= Lie–Palais theorem =

Lifts an action of a finite-dimensional Lie algebra on a manifold to a Lie group action

In differential geometry, a field of mathematics, the Lie–Palais theorem is a partial converse to the fact that any smooth action of a Lie group induces an infinitesimal action of its Lie algebra. Palais (1957) proved it as a global form of an earlier local theorem due to Sophus Lie.

== Statement ==
Let $\mathfrak{g}$ be a finite-dimensional Lie algebra and $M$ a closed manifold, i.e. a compact smooth manifold without boundary. Then any infinitesimal action $a: \mathfrak{g} \to \mathfrak{X}(M)$ of $\mathfrak{g}$ on $M$ can be integrated to a smooth action of a finite-dimensional Lie group $G$, i.e. there is a smooth action $\Phi: G \times M \to M$ such that $a (\alpha) = d_e \Phi (\cdot,x) (\alpha)$ for every $\alpha \in \mathfrak{g}$.

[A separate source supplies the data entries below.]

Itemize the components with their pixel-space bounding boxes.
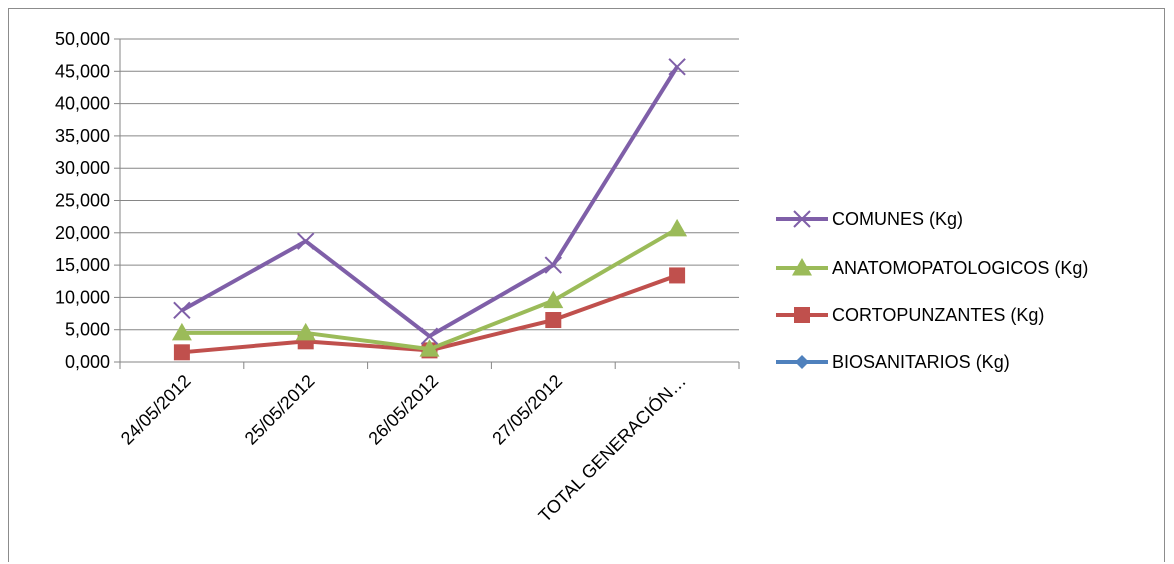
series-line bbox=[180, 65, 679, 339]
series-line bbox=[181, 227, 679, 352]
legend-marker bbox=[793, 210, 811, 228]
legend-item: ANATOMOPATOLOGICOS (Kg) bbox=[776, 258, 1088, 278]
legend: COMUNES (Kg) ANATOMOPATOLOGICOS (Kg) CORTO… bbox=[776, 209, 1088, 372]
marker-stroke bbox=[793, 210, 811, 228]
y-tick-label: 15,000 bbox=[55, 255, 110, 275]
x-tick-label: 25/05/2012 bbox=[241, 371, 319, 449]
legend-item: BIOSANITARIOS (Kg) bbox=[776, 352, 1010, 372]
marker-stroke bbox=[173, 301, 191, 320]
data-point bbox=[669, 267, 686, 284]
legend-item: CORTOPUNZANTES (Kg) bbox=[776, 305, 1044, 325]
data-point bbox=[668, 58, 686, 76]
data-point bbox=[419, 339, 440, 357]
legend-label: ANATOMOPATOLOGICOS (Kg) bbox=[832, 258, 1088, 278]
data-point bbox=[295, 322, 316, 341]
legend-marker bbox=[792, 258, 812, 276]
y-tick-label: 5,000 bbox=[65, 320, 110, 340]
gridlines bbox=[120, 38, 739, 331]
y-tick-label: 30,000 bbox=[55, 158, 110, 178]
x-tick-label: 26/05/2012 bbox=[364, 371, 442, 449]
y-tick-label: 10,000 bbox=[55, 287, 110, 307]
y-tick-label: 40,000 bbox=[55, 94, 110, 114]
data-point bbox=[173, 301, 191, 320]
y-tick-label: 0,000 bbox=[65, 352, 110, 372]
y-tick-label: 20,000 bbox=[55, 223, 110, 243]
chart-frame bbox=[8, 8, 1165, 562]
legend-item: COMUNES (Kg) bbox=[776, 209, 963, 229]
y-tick-labels: 0,000 5,000 10,000 15,000 20,000 25,000 30,000… bbox=[55, 29, 110, 372]
legend-label: CORTOPUNZANTES (Kg) bbox=[832, 305, 1044, 325]
data-point bbox=[420, 327, 439, 345]
y-tick-label: 25,000 bbox=[55, 191, 110, 211]
legend-marker bbox=[795, 355, 809, 369]
data-point bbox=[544, 256, 563, 274]
series-lines bbox=[171, 58, 688, 361]
data-point bbox=[173, 344, 190, 361]
y-tick-label: 45,000 bbox=[55, 61, 110, 81]
data-point bbox=[171, 322, 192, 341]
data-point bbox=[667, 218, 688, 237]
data-point bbox=[296, 232, 315, 250]
legend-label: COMUNES (Kg) bbox=[832, 209, 963, 229]
series-1 bbox=[171, 218, 688, 357]
marker-stroke bbox=[544, 256, 563, 274]
marker-stroke bbox=[668, 58, 686, 76]
x-tick-label: 27/05/2012 bbox=[488, 371, 566, 449]
axes bbox=[114, 38, 740, 369]
marker-stroke bbox=[420, 327, 439, 345]
x-tick-labels: 24/05/2012 25/05/2012 26/05/2012 27/05/2012… bbox=[117, 370, 690, 526]
legend-marker bbox=[794, 307, 810, 323]
y-tick-label: 35,000 bbox=[55, 126, 110, 146]
marker-stroke bbox=[296, 232, 315, 250]
legend-label: BIOSANITARIOS (Kg) bbox=[832, 352, 1010, 372]
data-point bbox=[543, 290, 564, 309]
data-point bbox=[545, 312, 562, 329]
x-tick-label: 24/05/2012 bbox=[117, 371, 195, 449]
y-tick-label: 50,000 bbox=[55, 29, 110, 49]
series-0 bbox=[173, 58, 686, 345]
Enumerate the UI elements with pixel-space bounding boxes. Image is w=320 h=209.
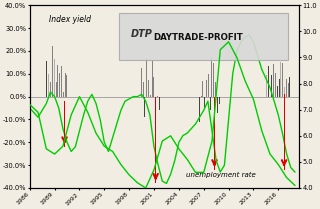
Bar (286, 79, 287, 97)
Bar (150, 96, 151, 97)
Bar (162, 89, 163, 97)
Bar (61, 66, 62, 97)
FancyBboxPatch shape (119, 13, 288, 60)
Bar (268, 66, 269, 97)
Bar (146, 58, 147, 97)
Bar (157, 96, 158, 97)
Bar (143, 82, 144, 97)
Bar (271, 75, 272, 97)
Bar (148, 80, 149, 97)
Text: DAYTRADE-PROFIT: DAYTRADE-PROFIT (154, 33, 243, 42)
Bar (206, 80, 207, 97)
Bar (153, 77, 154, 97)
Bar (202, 81, 203, 97)
Bar (214, 97, 215, 170)
Bar (212, 97, 213, 121)
Text: Index yield: Index yield (49, 15, 91, 24)
Bar (155, 97, 156, 98)
Bar (288, 83, 289, 97)
Bar (199, 97, 200, 122)
Bar (152, 61, 153, 97)
Bar (275, 73, 276, 97)
Bar (270, 67, 271, 97)
Bar (48, 74, 49, 97)
Bar (215, 82, 216, 97)
Bar (57, 65, 58, 97)
Bar (64, 101, 65, 147)
Bar (218, 84, 219, 97)
Bar (50, 82, 51, 97)
Bar (47, 47, 48, 97)
Bar (155, 97, 156, 184)
Bar (211, 58, 212, 97)
Bar (208, 74, 209, 97)
Bar (217, 97, 218, 113)
Bar (280, 62, 281, 97)
Bar (279, 79, 280, 97)
Text: DTP: DTP (131, 29, 153, 39)
Bar (54, 59, 55, 97)
Bar (63, 92, 64, 97)
Bar (141, 68, 142, 97)
Bar (277, 86, 278, 97)
Bar (159, 97, 160, 110)
Bar (266, 75, 267, 97)
Bar (144, 97, 145, 117)
Bar (289, 77, 290, 97)
Bar (52, 46, 53, 97)
Bar (282, 63, 283, 97)
Bar (59, 73, 60, 97)
Bar (156, 97, 157, 102)
Bar (60, 92, 61, 97)
Text: unemployment rate: unemployment rate (186, 172, 256, 178)
Bar (66, 75, 67, 97)
Bar (267, 76, 268, 97)
Bar (284, 87, 285, 97)
Bar (273, 64, 274, 97)
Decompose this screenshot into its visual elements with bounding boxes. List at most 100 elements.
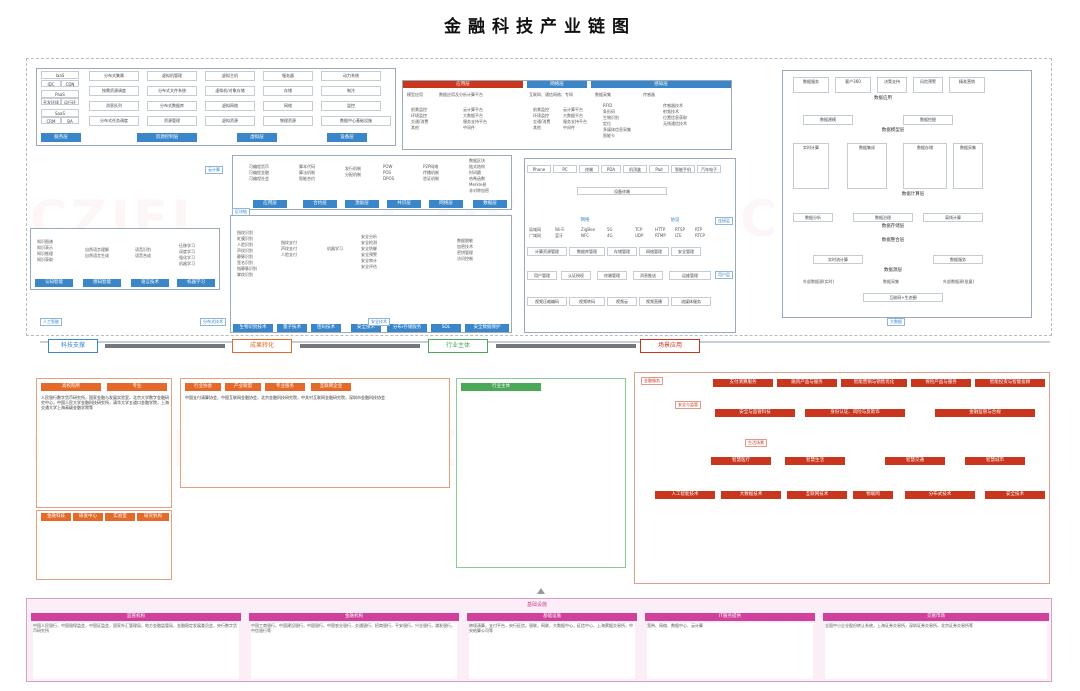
cloud-item: 虚拟网络 bbox=[205, 101, 255, 111]
infra-col-text: 中国工商银行，中国建设银行，中国银行，中国农业银行，交通银行，招商银行，平安银行… bbox=[251, 623, 457, 679]
cloud-item: 资源管理 bbox=[147, 116, 197, 126]
comm-protocol-header: 协议 bbox=[670, 218, 680, 223]
ai-label: 语言技术 bbox=[131, 279, 169, 287]
sec-label: SDL bbox=[431, 324, 461, 332]
comm-row: RTCP bbox=[695, 233, 705, 238]
ai-item: 知识表示 bbox=[37, 245, 53, 250]
comm-row: UDP bbox=[635, 233, 644, 238]
ai-item: 语音合成 bbox=[135, 253, 151, 258]
perception-item: 传感器 bbox=[643, 92, 655, 97]
bd-item: 数据集成 bbox=[847, 143, 887, 189]
cloud-item: 虚拟机管理 bbox=[147, 71, 197, 81]
comm-bottom: 视频云 bbox=[607, 297, 637, 306]
bc-layer-label: 激励层 bbox=[345, 200, 379, 208]
flow-distributed-tag: 分布式技术 bbox=[200, 318, 226, 326]
flow-arrow bbox=[300, 344, 420, 348]
bc-layer-label: 数据层 bbox=[473, 200, 507, 208]
cloud-layer-label: 设备层 bbox=[327, 133, 367, 142]
cloud-layer-label: 虚拟层 bbox=[237, 133, 277, 142]
bc-item: 时间戳 bbox=[469, 170, 481, 175]
comm-mgmt: 消息推送 bbox=[633, 271, 663, 280]
scene-app-node: 场景应用 bbox=[640, 339, 700, 353]
comm-mgmt: 存储管理 bbox=[607, 247, 637, 256]
sec-item: 掌纹识别 bbox=[237, 272, 253, 277]
ai-item: 自然语言生成 bbox=[85, 253, 109, 258]
sec-item: 签名识别 bbox=[237, 260, 253, 265]
research-desc: 人民银行数字货币研究所，国家金融与发展实验室，北京大学数字金融研究中心，中国人民… bbox=[41, 395, 169, 411]
comm-row: ZigBee bbox=[581, 227, 596, 232]
comm-row: NFC bbox=[581, 233, 590, 238]
security-item: 金融监管与合规 bbox=[935, 409, 1035, 417]
comm-mgmt: 用户管理 bbox=[527, 271, 557, 280]
perception-item: 多媒体信息采集 bbox=[603, 127, 631, 132]
bc-layer-label: 应用层 bbox=[253, 200, 287, 208]
comm-row: 4G bbox=[607, 233, 613, 238]
body-panel: 行业主体 bbox=[456, 378, 626, 568]
paas-label: PaaS bbox=[41, 90, 79, 98]
security-panel: 指纹识别 虹膜识别 人脸识别 声纹识别 静脉识别 签名识别 指静脉识别 掌纹识别… bbox=[230, 215, 512, 333]
perception-item: 无线通信技术 bbox=[663, 121, 687, 126]
sec-item: 安全预警 bbox=[361, 252, 377, 257]
bd-item: 数据挖掘 bbox=[903, 115, 953, 125]
bc-layer-label: 共识层 bbox=[387, 200, 421, 208]
page-title: 金融科技产业链图 bbox=[444, 17, 636, 37]
network-item: 大数据平台 bbox=[563, 113, 583, 118]
ai-item: 强化学习 bbox=[179, 255, 195, 260]
scene-life-tag: 生活场景 bbox=[745, 439, 767, 447]
perception-item: RFID bbox=[603, 103, 613, 108]
comm-row: 广域网 bbox=[529, 233, 541, 238]
sec-item: 密钥管理 bbox=[457, 250, 473, 255]
infra-col-text: 全国中小企业股份转让系统，上海证券交易所，深圳证券交易所，北京证券交易所等 bbox=[825, 623, 1047, 679]
perception-item: 条形码 bbox=[603, 109, 615, 114]
field-header: 大数据技术 bbox=[721, 491, 781, 499]
app-item: 大数据平台 bbox=[463, 113, 483, 118]
iaas-label: IaaS bbox=[41, 71, 79, 79]
bc-item: 可编程货币 bbox=[249, 164, 269, 169]
bc-item: 验证机制 bbox=[423, 176, 439, 181]
flow-arrow bbox=[496, 344, 636, 348]
comm-top: 终端 bbox=[579, 165, 599, 173]
bc-item: Merkle树 bbox=[469, 182, 487, 187]
cloud-item: 分布式集属 bbox=[89, 71, 139, 81]
network-item: 中间件 bbox=[563, 125, 575, 130]
sec-item: 安全审计 bbox=[361, 258, 377, 263]
cloud-item: 监控 bbox=[321, 101, 381, 111]
research-cat: 金融科技 bbox=[41, 513, 71, 521]
cloud-item: 分布式数据库 bbox=[147, 101, 197, 111]
sec-label: 安全技术 bbox=[351, 324, 381, 332]
bd-item: 实时计算 bbox=[793, 143, 829, 189]
bd-item: 数据分析 bbox=[793, 213, 833, 222]
perception-item: 定位 bbox=[603, 121, 611, 126]
network-layer-header: 网络层 bbox=[527, 81, 587, 88]
sec-item: 人脸支付 bbox=[281, 252, 297, 257]
comm-top: PC bbox=[553, 165, 577, 173]
bd-item: 数据采集 bbox=[953, 143, 983, 189]
bd-item: 决策支持 bbox=[877, 77, 907, 93]
comm-top: 汽车电子 bbox=[697, 165, 721, 173]
cloud-panel: IaaS IDC CDN PaaS 开发环境 运行环境 SaaS CRM BA … bbox=[36, 68, 396, 146]
bc-item: 链式结构 bbox=[469, 164, 485, 169]
ai-item: 知识图谱 bbox=[37, 239, 53, 244]
cloud-row: BA bbox=[61, 117, 79, 124]
network-item: 互联网、通信网络、专网 bbox=[529, 92, 573, 97]
bc-layer-label: 合约层 bbox=[303, 200, 337, 208]
industry-cat: 互联网企业 bbox=[311, 383, 351, 391]
comm-row: 局域网 bbox=[529, 227, 541, 232]
bigdata-side-tag: 大数据 bbox=[887, 318, 905, 326]
infra-col-text: 跨境清算，支付平台，央行征信，银联，网联，大数据中心，征信中心，上海票据交易所，… bbox=[469, 623, 635, 679]
cloud-row: CDN bbox=[61, 80, 79, 87]
infra-col-header: 监管机构 bbox=[31, 613, 241, 621]
ai-label: 机器学习 bbox=[177, 279, 215, 287]
saas-label: SaaS bbox=[41, 109, 79, 117]
app-item: 环境监控 bbox=[411, 113, 427, 118]
bd-bottom: 外部数据源(批量) bbox=[943, 279, 975, 284]
bd-item: 数据存储 bbox=[903, 143, 947, 189]
bd-label: 数据存储层 bbox=[881, 224, 905, 229]
comm-top: PDA bbox=[601, 165, 621, 173]
cloud-item: 存储 bbox=[263, 86, 313, 96]
bc-item: 哈希函数 bbox=[469, 176, 485, 181]
security-item: 安全与监管科技 bbox=[715, 409, 795, 417]
ai-panel: 知识图谱 知识表示 知识推理 知识获取 自然语言理解 自然语言生成 语音识别 语… bbox=[30, 228, 220, 290]
life-item: 智慧生活 bbox=[785, 457, 845, 465]
sec-item: 指纹支付 bbox=[281, 240, 297, 245]
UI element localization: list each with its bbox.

If $M$ is a manifold with boundary, the statement holds true if the action $a$ preserves the boundary; in other words, the vector fields on the boundary must be tangent to the boundary.

== Counterexamples ==
The example of the vector field $d/dx$ on the open unit interval shows that the result is false for non-compact manifolds.

Similarly, without the assumption that the Lie algebra is finite-dimensional, the result can be false. Milnor (1984) gives the following example due to Omori: consider the Lie algebra $\mathfrak{g}$ of vector fields of the form $f(x,y) \partial/\partial x + g(x,y) \partial/\partial y$ acting on the torus $M = \mathbb{R}^2/\mathbb{Z}^2$ such that $g (x,y) = 0$ for $0 \leq x \leq 1/2$. This Lie algebra is not the Lie algebra of any group.

== Infinite-dimensional generalization ==
Pestov (1995) gives an infinite-dimensional generalization of the Lie–Palais theorem for Banach–Lie algebras with finite-dimensional center.